Barry Levinson I did some films with, I loved working with him. Spielberg is extremely generous. I haven’t worked with Woody Allen but it’s surprising to me how many actors when I ask how was he, I ask it felt like you were improvising he says I was, but that’s Woody Allen. They said Woody says say whatever you want. Just make it work, just make it real. I prefer that and I prefer those kind of directors.
DS: How important is music in your life?
DH: I wish I had had the talent to be a musician. If God tapped me on the shoulder right now and said no more acting, no more directing, but you can just have, be a decent jazz pianist.
DS: But you do play a bit of piano
DH: Yes, but I can’t play well enough to make a living at it and I love it more than anything. I always have.
I improvised in that scene. I did play. And I did learn that when I was 10, but I also improvised where I said I didn’t have the talent. I didn’t. I could never read music gracefully, I don’t have a good ear, it takes me so long. There are people who can just hear it and do it. I don’t have any knowledge of the math which goes into the music and there are some people who just have an intuitive feeling about it.
DS: You’re accused in the movie of being old. Do you feel old?
DH: I’m accused? You have to break it down. Old in what way? Physically, God yes. You hear about people dying and they report, well, he or she was in their 80s and you’re around the corner, so sure. I did see an article just yesterday, the guy’s been researching aging in today’s world and he said 70 is the new 30, so as soon as I’m finished this interview I’m going to finish the article.
Being around longer than other people, you can’t help but have a certain amount of wisdom that you wouldn’t have had otherwise, and it’s inescapable. I don’t know how you write this, but when I started out, if there had been something released even once a photograph of somebody giving somebody else a blow job, end of career. And now, it makes someone a star. That’s extraordinary.
DS: So what does this mean in your life?
DH: Blow jobs are finally getting the credit they deserve!
I think Elvis Presley was on the Ed Sullivan Show and they did not photograph him below the belly button, not his gyrations. I remember the Beatles were considered having very long hair and they didn’t . I remember women, when I first went to New York to study, every once in a while you’d see a woman crossing the street without a bra, just in a t-shirt, and it was an event, it was extraordinary.

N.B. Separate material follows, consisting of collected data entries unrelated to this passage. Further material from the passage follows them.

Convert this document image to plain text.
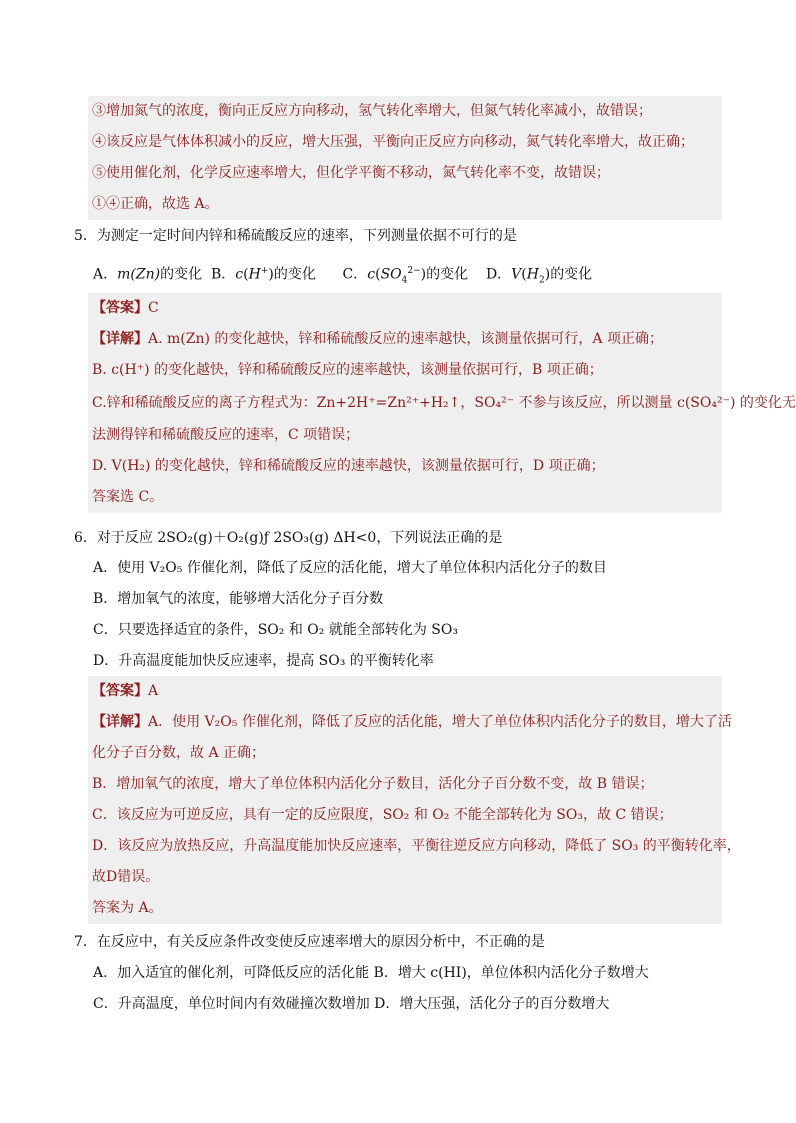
③增加氮气的浓度，衡向正反应方向移动，氢气转化率增大，但氮气转化率减小，故错误；
④该反应是气体体积减小的反应，增大压强，平衡向正反应方向移动，氮气转化率增大，故正确；
⑤使用催化剂，化学反应速率增大，但化学平衡不移动，氮气转化率不变，故错误；
①④正确，故选 A。
5．为测定一定时间内锌和稀硫酸反应的速率，下列测量依据不可行的是
A．m(Zn)的变化 B．c(H+)的变化 C．$c(SO_4^{2-})$的变化 D．$V(H_2)$的变化
【答案】C
【详解】A. m(Zn) 的变化越快，锌和稀硫酸反应的速率越快，该测量依据可行，A 项正确；
B. c(H⁺) 的变化越快，锌和稀硫酸反应的速率越快，该测量依据可行，B 项正确；
C.锌和稀硫酸反应的离子方程式为：Zn+2H⁺=Zn²⁺+H₂↑，SO₄²⁻ 不参与该反应，所以测量 c(SO₄²⁻) 的变化无
法测得锌和稀硫酸反应的速率，C 项错误；
D. V(H₂) 的变化越快，锌和稀硫酸反应的速率越快，该测量依据可行，D 项正确；
答案选 C。
6．对于反应 2SO₂(g)＋O₂(g)ƒ 2SO₃(g) ΔH<0，下列说法正确的是
A．使用 V₂O₅ 作催化剂，降低了反应的活化能，增大了单位体积内活化分子的数目
B．增加氧气的浓度，能够增大活化分子百分数
C．只要选择适宜的条件，SO₂ 和 O₂ 就能全部转化为 SO₃
D．升高温度能加快反应速率，提高 SO₃ 的平衡转化率
【答案】A
【详解】A．使用 V₂O₅ 作催化剂，降低了反应的活化能，增大了单位体积内活化分子的数目，增大了活
化分子百分数，故 A 正确；
B．增加氧气的浓度，增大了单位体积内活化分子数目，活化分子百分数不变，故 B 错误；
C．该反应为可逆反应，具有一定的反应限度，SO₂ 和 O₂ 不能全部转化为 SO₃，故 C 错误；
D．该反应为放热反应，升高温度能加快反应速率，平衡往逆反应方向移动，降低了 SO₃ 的平衡转化率，
故D错误。
答案为 A。
7．在反应中，有关反应条件改变使反应速率增大的原因分析中，不正确的是
A．加入适宜的催化剂，可降低反应的活化能 B．增大 c(HI)，单位体积内活化分子数增大
C．升高温度，单位时间内有效碰撞次数增加 D．增大压强，活化分子的百分数增大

If when I was a kid if someone had said, any of us, and I grew up in the 40s and the 50s, do you know that at a certain point when you reach adulthood, the planet is going to have a limited life span, you would not have believed a word of it, it would have been science fiction. But we are causing the planet to have a limited life span and I think it’s a race to see whether we blow ourselves up with the technical means we’ve invented or we just implode because of you know. And we all know this, it’s not something we don’t know.